Preternature: Critical and Historical Studies on the Preternatural
Do we need to sort of gear up again and improve science education? Because I talked to my students, and many of them think of themselves as being very scientifically literate, you know? Of course, you know, maybe self-report is not the best, you know, measure here. But they see themselves as being very scientifically literate, because they have access to the internet and Bill Nye the Science Guy, and all that.
They have a lot of beliefs that would never pass muster in any kind of scientific testing. And this is even a secular-minded sort of response, because you could end up with a kind of break-out organism, where unintended consequences of the genetic modification have now turned back and is harming the human population.
I know that there have been serious treatments. There was the Robert De Niro film a few years ago where they really tried to get back to the original book. But why was Frankenstein the book so important in the history of monsters? But I think if you go back to the original novel, it bears repeated readings. And he turned it on, you know, by writing truth on its forehead. But like the Frankenstein creature, it was just a giant, bumbling, powerful creature, but also stupid.
So, here science was growing by leaps and bounds and solving many medical problems, in particular. But also people felt that it was turning the human being into essentially a kind of very complicated machine. I mean, if you could make a pastiche or hybrid creature from parts of other humans, and maybe other animals, and then just charge it with electricity, sort of, in the Galvani, you know, technique, and spark it to life, then the sort of spiritual status of human beings became — came under question for a lot of people. And when I say liberal, I mean, you know, small L liberal, the Western tradition of increasing tolerance.
So, what you found in Frankenstein was not just the kind of evil-doer that you saw in earlier monster stories, like Grendel in Beowulf, for example. This person is wounded. This person is hurt. You know, maybe they need a hug, or, you know, something like this. So, Frankenstein got that going, I think. Like, what is this whole franchise of Shrek, you know?
On Monsters: An Unnatural History of Our Worst Fears by Stephen T Asma | The Sunday Times
So, we have a lot of these kinds of stories. Some of the characters have microcephaly, so very small heads. You have people that are just different, and they were, you know, so-called freaks. And that is an interesting reversal of what I would call the old pagan monster stories, where you just have heroes versus monsters. We call it the podcast about the power of genetic information. Side show attractions were really popular in the 19 th century in the US, thanks to Barnum and others.

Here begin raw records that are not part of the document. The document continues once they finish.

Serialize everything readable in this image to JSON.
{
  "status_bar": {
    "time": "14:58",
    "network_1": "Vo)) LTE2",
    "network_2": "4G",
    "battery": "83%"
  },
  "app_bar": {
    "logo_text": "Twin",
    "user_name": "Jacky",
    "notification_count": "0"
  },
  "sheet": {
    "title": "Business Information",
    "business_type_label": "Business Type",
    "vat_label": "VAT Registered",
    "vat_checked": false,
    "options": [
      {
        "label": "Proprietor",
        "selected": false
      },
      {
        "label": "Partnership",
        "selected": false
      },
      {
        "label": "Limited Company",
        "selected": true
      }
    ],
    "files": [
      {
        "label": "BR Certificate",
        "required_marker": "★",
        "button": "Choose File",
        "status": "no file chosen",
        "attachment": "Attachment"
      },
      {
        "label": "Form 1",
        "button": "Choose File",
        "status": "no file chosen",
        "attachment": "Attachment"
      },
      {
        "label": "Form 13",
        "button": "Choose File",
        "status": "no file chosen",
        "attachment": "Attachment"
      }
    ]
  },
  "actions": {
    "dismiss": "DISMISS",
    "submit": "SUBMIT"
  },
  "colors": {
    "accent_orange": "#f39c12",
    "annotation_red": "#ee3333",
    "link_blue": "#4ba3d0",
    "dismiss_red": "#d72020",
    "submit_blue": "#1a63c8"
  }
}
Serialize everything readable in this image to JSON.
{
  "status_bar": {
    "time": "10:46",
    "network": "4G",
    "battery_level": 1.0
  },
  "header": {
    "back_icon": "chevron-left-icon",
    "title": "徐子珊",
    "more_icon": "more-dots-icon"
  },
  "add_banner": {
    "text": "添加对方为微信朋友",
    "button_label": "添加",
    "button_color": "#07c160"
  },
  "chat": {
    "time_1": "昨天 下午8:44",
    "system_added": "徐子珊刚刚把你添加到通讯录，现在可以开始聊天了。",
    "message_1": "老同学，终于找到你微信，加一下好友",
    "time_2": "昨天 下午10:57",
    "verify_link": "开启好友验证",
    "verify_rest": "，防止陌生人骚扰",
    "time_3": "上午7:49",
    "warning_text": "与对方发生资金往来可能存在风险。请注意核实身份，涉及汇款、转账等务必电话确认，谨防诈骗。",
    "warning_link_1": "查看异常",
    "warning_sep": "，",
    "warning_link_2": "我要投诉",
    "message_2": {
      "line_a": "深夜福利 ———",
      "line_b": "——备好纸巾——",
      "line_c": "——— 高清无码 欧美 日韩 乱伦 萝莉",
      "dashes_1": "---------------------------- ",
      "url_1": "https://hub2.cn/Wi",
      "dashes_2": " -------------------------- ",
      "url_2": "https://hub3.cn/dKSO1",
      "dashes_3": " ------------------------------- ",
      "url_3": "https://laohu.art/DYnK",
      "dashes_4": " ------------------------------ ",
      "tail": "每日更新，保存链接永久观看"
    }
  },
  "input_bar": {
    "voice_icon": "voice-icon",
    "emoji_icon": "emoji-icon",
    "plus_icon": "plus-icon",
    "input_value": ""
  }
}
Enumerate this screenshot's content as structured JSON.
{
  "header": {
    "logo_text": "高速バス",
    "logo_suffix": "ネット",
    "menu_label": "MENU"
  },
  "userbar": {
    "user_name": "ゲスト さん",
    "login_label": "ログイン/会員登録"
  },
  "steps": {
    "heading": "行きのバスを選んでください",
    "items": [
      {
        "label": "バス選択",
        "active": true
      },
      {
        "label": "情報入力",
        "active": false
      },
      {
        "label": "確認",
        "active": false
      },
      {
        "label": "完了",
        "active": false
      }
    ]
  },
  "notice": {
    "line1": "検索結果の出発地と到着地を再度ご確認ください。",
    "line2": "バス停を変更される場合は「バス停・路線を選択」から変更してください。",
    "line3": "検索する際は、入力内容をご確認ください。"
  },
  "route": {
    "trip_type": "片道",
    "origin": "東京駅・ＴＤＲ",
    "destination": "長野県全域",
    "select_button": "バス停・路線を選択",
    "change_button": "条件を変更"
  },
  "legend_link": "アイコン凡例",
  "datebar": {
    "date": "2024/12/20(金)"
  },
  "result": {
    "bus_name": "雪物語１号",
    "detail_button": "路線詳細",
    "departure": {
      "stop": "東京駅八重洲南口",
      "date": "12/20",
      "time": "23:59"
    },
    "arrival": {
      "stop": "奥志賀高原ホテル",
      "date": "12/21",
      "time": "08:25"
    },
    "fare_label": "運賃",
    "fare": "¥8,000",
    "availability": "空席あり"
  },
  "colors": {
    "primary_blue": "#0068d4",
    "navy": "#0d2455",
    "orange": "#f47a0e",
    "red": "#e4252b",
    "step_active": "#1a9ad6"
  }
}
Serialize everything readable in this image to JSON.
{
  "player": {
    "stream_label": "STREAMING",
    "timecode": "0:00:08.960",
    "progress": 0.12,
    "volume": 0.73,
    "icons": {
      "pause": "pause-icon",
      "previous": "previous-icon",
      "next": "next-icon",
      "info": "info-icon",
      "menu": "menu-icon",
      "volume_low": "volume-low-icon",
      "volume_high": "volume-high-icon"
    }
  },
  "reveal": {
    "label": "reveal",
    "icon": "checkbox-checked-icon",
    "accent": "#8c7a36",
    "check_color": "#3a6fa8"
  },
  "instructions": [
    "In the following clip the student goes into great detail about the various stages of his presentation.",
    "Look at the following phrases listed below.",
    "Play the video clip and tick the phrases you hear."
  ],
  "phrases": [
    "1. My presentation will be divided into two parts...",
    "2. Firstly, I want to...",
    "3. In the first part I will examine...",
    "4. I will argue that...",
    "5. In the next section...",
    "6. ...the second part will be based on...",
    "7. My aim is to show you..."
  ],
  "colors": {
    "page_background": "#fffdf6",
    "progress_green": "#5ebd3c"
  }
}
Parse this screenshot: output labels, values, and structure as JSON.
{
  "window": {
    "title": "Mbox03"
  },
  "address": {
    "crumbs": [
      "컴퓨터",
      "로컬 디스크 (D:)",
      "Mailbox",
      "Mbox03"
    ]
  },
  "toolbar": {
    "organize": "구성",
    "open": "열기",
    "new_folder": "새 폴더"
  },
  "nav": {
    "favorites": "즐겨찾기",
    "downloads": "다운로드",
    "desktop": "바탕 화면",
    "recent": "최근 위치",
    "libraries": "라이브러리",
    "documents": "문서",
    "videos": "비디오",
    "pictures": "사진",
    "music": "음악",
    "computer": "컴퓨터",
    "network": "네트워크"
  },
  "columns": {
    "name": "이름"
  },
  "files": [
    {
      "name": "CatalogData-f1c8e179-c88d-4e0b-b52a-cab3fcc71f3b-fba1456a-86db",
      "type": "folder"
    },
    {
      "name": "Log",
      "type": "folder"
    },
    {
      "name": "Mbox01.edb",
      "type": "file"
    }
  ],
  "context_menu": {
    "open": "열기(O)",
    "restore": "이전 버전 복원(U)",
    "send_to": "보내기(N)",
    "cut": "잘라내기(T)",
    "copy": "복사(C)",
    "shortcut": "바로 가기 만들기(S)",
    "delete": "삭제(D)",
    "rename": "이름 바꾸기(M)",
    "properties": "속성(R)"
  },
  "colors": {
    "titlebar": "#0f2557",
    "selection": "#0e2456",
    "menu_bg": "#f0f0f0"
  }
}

Some of them are my friends. And they host a Congress of Curious People every year at Coney Island where people who are different will actually display themselves. One is why are bodies that are different so —. Yeah, why do they draw us in, you know? And the mind is a cognitive system, and it processes the world, and it categorizes the world. And what we now know from increasing, you know, studies in psychology and cognitive science is that that is — that arouses the cognitive system, and it draws your attention, and you become curious. Either by signing into your account or linking your membership details before your order is placed.